PHA-Exch> The Lancet on Gaza situation (Feb. 14th)
Claudio Schuftan
cschuftan at phmovement.org
Sun Feb 15 05:23:59 PST 2009
From: may haddad may_haddad at hotmail.com
Gaza's health and humanitarian situation remains fragile Original Text
excerpt
Jan McGirk<http://www.thelancet.com/search/results?fieldName=Authors&searchTerm=Jan+McGirk>
Palestinians in the Gaza Strip are recovering from the 3-week Israeli
assault on the isolated enclave, which injured thousands of civilians and
damaged key medical facilities. Jan McGirk reports.
The medical system inside the besieged Gaza Strip has managed to avoid total
collapse, although casualty units underwent enormous strain last month
during the Israeli military assault.
Emergency medical supplies have recently reached hospitals, and volunteer
teams of skilled foreign doctors from places as disparate as Jordan,
Argentina, and Greece, along with several Arab-Israelis from Physicians for
Human Rights, are helping tend the wounded, even though spare parts for
essential medical equipment and ventilators are still scarce. Although 638
patients with severe injuries have been evacuated for specialist treatment
abroad, thousands of patients remain.
22 days of bombardment by Israeli fighter aircraft, warships, and tanks had
stretched Gaza's hospitals nearly to breaking point, but weeks after
hostilities eased on Jan 18, help is now getting through for the 5390 Gazans
injured during the Israeli military assault. According to the Palestinian
Ministry of Health, women and children (younger than 18 years) comprised
half of the wounded, and about 12% will face a lifetime of disability. Of
1380 Palestinians killed, 431 were children (see
webappendix<http://www.thelancet.com/journals/lancet/article/PIIS0140-6736(09)60182-3/fulltext#sec1>).
In addition, since Dec 27, 2008, three Israelis were killed by rockets and
mortars fired by Hamas militants in the Gaza Strip.

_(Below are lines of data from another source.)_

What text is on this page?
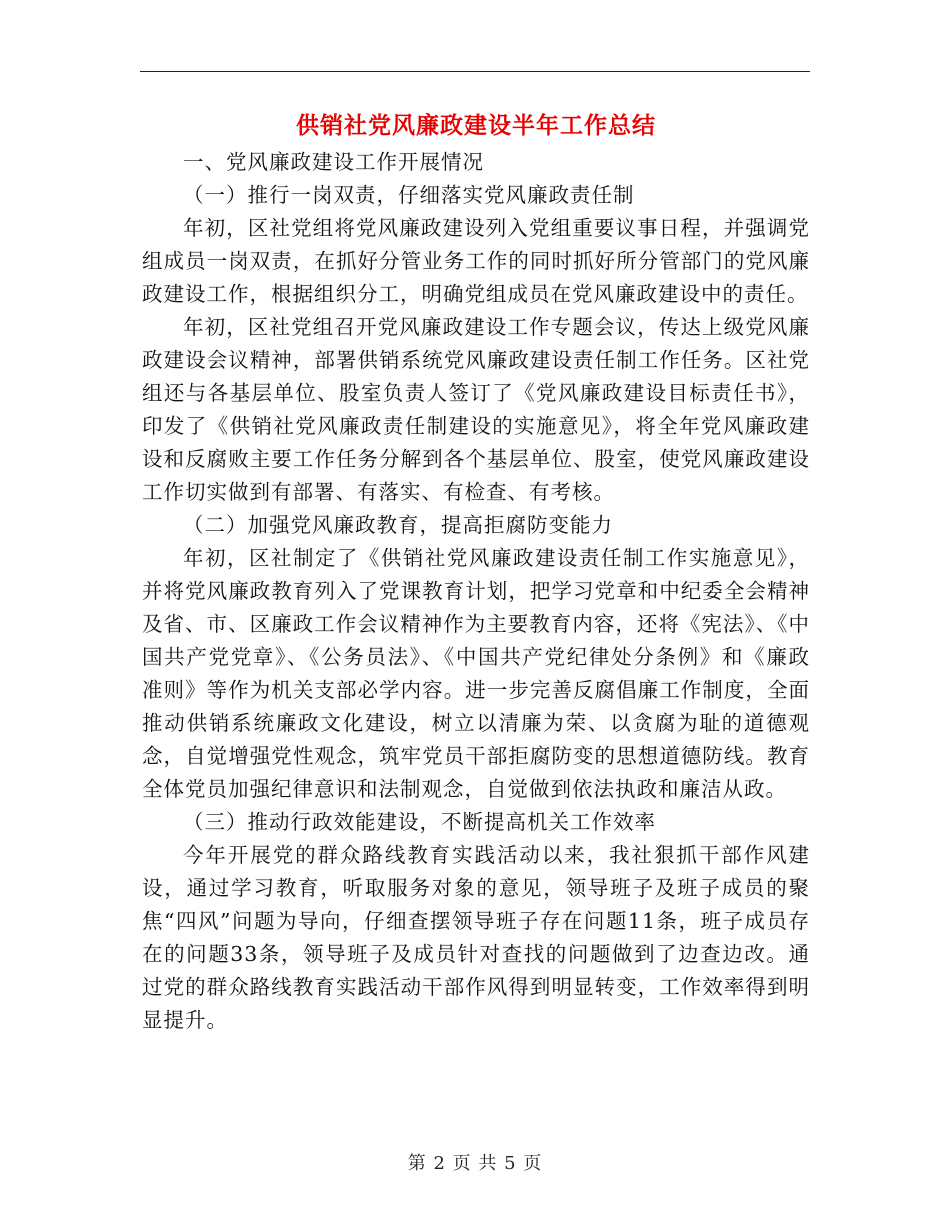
供销社党风廉政建设半年工作总结

一、党风廉政建设工作开展情况

（一）推行一岗双责，仔细落实党风廉政责任制

年初，区社党组将党风廉政建设列入党组重要议事日程，并强调党组成员一岗双责，在抓好分管业务工作的同时抓好所分管部门的党风廉政建设工作，根据组织分工，明确党组成员在党风廉政建设中的责任。

年初，区社党组召开党风廉政建设工作专题会议，传达上级党风廉政建设会议精神，部署供销系统党风廉政建设责任制工作任务。区社党组还与各基层单位、股室负责人签订了《党风廉政建设目标责任书》，印发了《供销社党风廉政责任制建设的实施意见》，将全年党风廉政建设和反腐败主要工作任务分解到各个基层单位、股室，使党风廉政建设工作切实做到有部署、有落实、有检查、有考核。

（二）加强党风廉政教育，提高拒腐防变能力

年初，区社制定了《供销社党风廉政建设责任制工作实施意见》，并将党风廉政教育列入了党课教育计划，把学习党章和中纪委全会精神及省、市、区廉政工作会议精神作为主要教育内容，还将《宪法》、《中国共产党党章》、《公务员法》、《中国共产党纪律处分条例》和《廉政准则》等作为机关支部必学内容。进一步完善反腐倡廉工作制度，全面推动供销系统廉政文化建设，树立以清廉为荣、以贪腐为耻的道德观念，自觉增强党性观念，筑牢党员干部拒腐防变的思想道德防线。教育全体党员加强纪律意识和法制观念，自觉做到依法执政和廉洁从政。

（三）推动行政效能建设，不断提高机关工作效率

今年开展党的群众路线教育实践活动以来，我社狠抓干部作风建设，通过学习教育，听取服务对象的意见，领导班子及班子成员的聚焦“四风”问题为导向，仔细查摆领导班子存在问题11条，班子成员存在的问题33条，领导班子及成员针对查找的问题做到了边查边改。通过党的群众路线教育实践活动干部作风得到明显转变，工作效率得到明显提升。

第 2 页 共 5 页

Eleven Israeli soldiers
were killed and 340 were wounded during the invasion.
The statistics in the medical sector are grim. Medical staff were caught in
the fray and at least 16 health professionals died on duty, with a further
25 injured. Some 15 ambulances and 40 health facilities were damaged or
destroyed during the assault.
Human-rights activists are investigating accounts of witnesses that the
Israeli Army denied medical aid to the wounded in Gaza and prevented
ambulances from reaching them, as well as five incidents of firing on
civilians carrying white flags. Israeli Government sources insist that their
troops did their best to avoid civilian casualties and blame Hamas for
hiding behind human shields.
UN officials contend that the 120 or so lorry loads of humanitarian aid
allowed in per day provide less than a quarter of what is needed by Gaza's
stricken population of 1·4 million.
A team of physicians from Médecins Sans Frontières (MSF), who had been
held up for 10 days at the Egyptian border, responded in exactly the same
way they had after a major quake in the Himalayas in 2005. MSF doctors
assembled a sterile inflatable surgical unit, with its own water supply and
air conditioning, to treat septic abdominal wounds and do secondary
surgeries on amputees and crush injuries.